Thursday, September 6, 2018

An Open Vocabulary Tagging Experiment for Discoverability


Does tagging content with terms from a shared, publicly available controlled vocabulary make a difference in increasing content discoverability on the web? A colleague of mine proposed finding out by experimenting with tagging the same content, such as two identical blog posts, differently: one with terms typical for posts on the blog and one with terms from a publicly available controlled vocabulary. Then after a few weeks the statistic of visitor traffic to the two post versions would be compared.

Wikidata  and VIAF, were chosen as the sources of publicly available controlled vocabulary terms. Since VIAF contains only name authorities (proper nouns), I used terms just from Wikidata in my blog tagging experiment, whereas my colleague used terms from both Wikidata and VIAF in his blog post tagging experiment (The Open Web Tagging Experiment on the Ol' Patio Boat Blog).

The preceding blog post on The Accidental Taxonomist blog, "Using Linked and Other Open Vocabularies," had been posted twice identically, except that one version was tagged with terms from Wikidata, linking to them, and one was tagged with terms that have been created and used just for The Accidental Taxonomist blog. I did not linked to either blog post from other social media, as I usually do. (Now that the experiment is over, I deleted the duplicate blog post with the lower number of visitors recorded.)

After 18 days, I checked the statistics for the number of visitors to each blog post. The version with the blog's own tags (the tagging feature supported by Blogger.com) had 72 visitors, and the version without blog tags but with links to Wikidata tags had 104 visitors. (By contrast, this post "An Open Vocabulary Tagging Experiment for Discoverability" had in the same period attracted 119 visitors, without any tags or links to Wikidata terms during this period.)
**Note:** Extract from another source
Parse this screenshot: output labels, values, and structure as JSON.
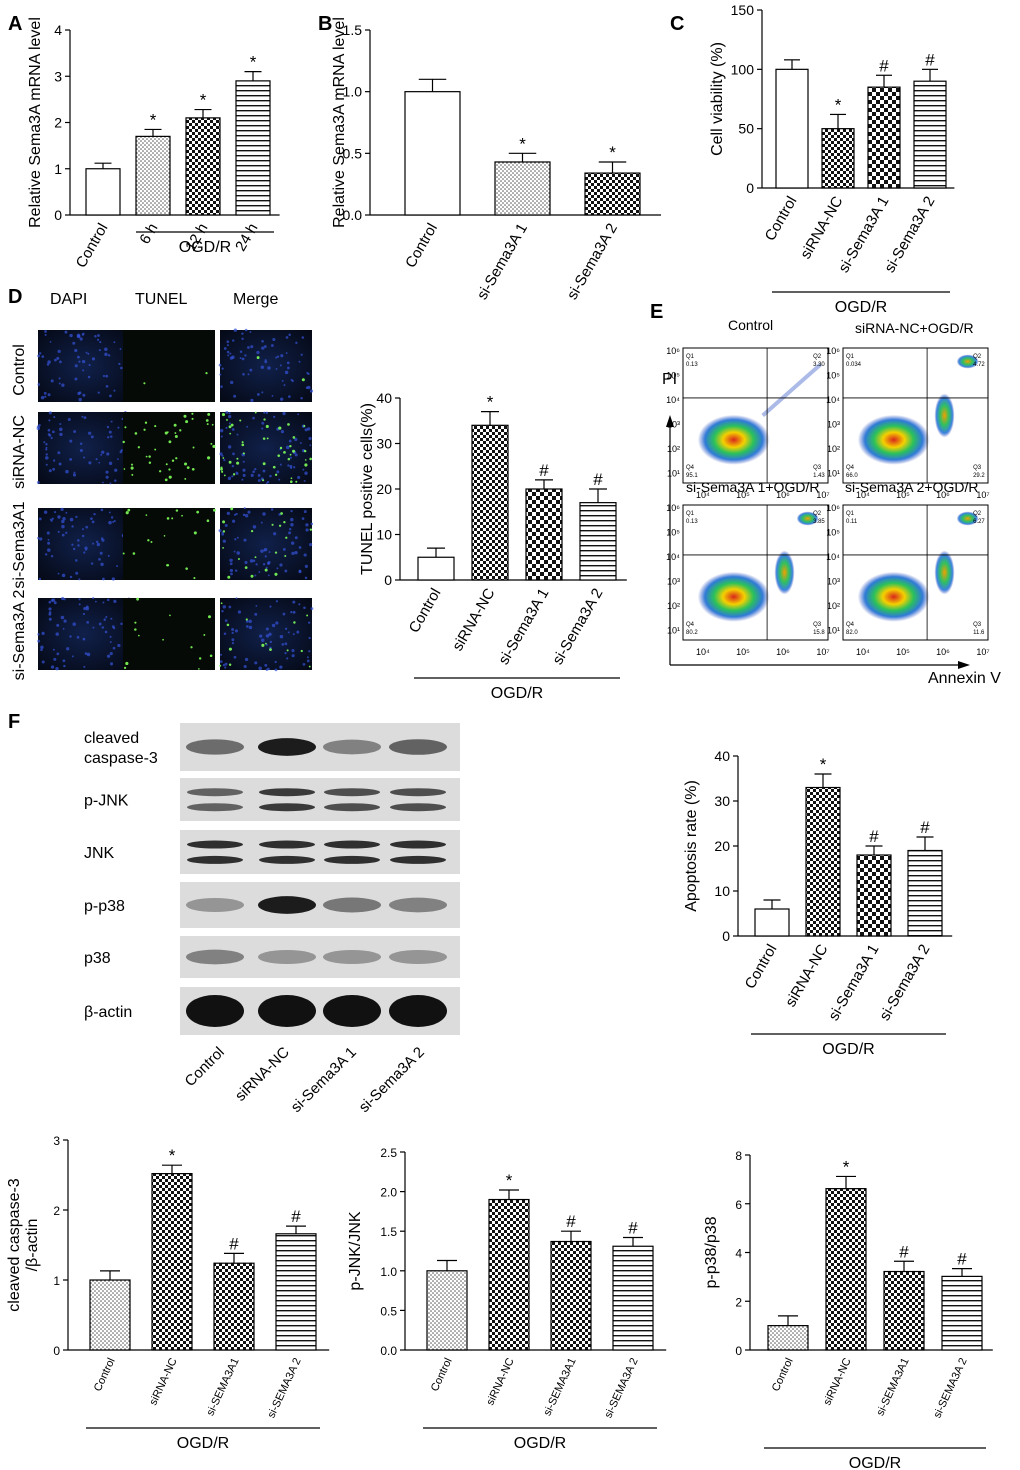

The conclusions are not certain, but it appears as if links out to Wikidata may have helped in that post's discoverability, since the post with those links had more visitors. It also appears that blog tags do not seem to help significantly in discoverability, since of the three posts, the one with those tags had the least number of visitors, although the tags are useful for finding specific posts once you are on the blog's home page.  The results of my colleague's test of two identical posts with and without tagging were different, though. He concluded the opposite, that coping Wikidtata and VIAF headings into a post with incoming URLs had no effect, but putting metadata into Blogger tagging field did increase visibility. However, his visitor traffic in both cases was very low, so the difference was perhaps not statistically significant.

As for this post, which had no tags, but the highest number of visitors, that could be attributed to a post title with more searched key words and phrases in it.

Search engine optimization is a big and ever-changing field. Rather than try to game the search, I will return to my method of posting about my blog posts on social media and hope my connections will share and repost.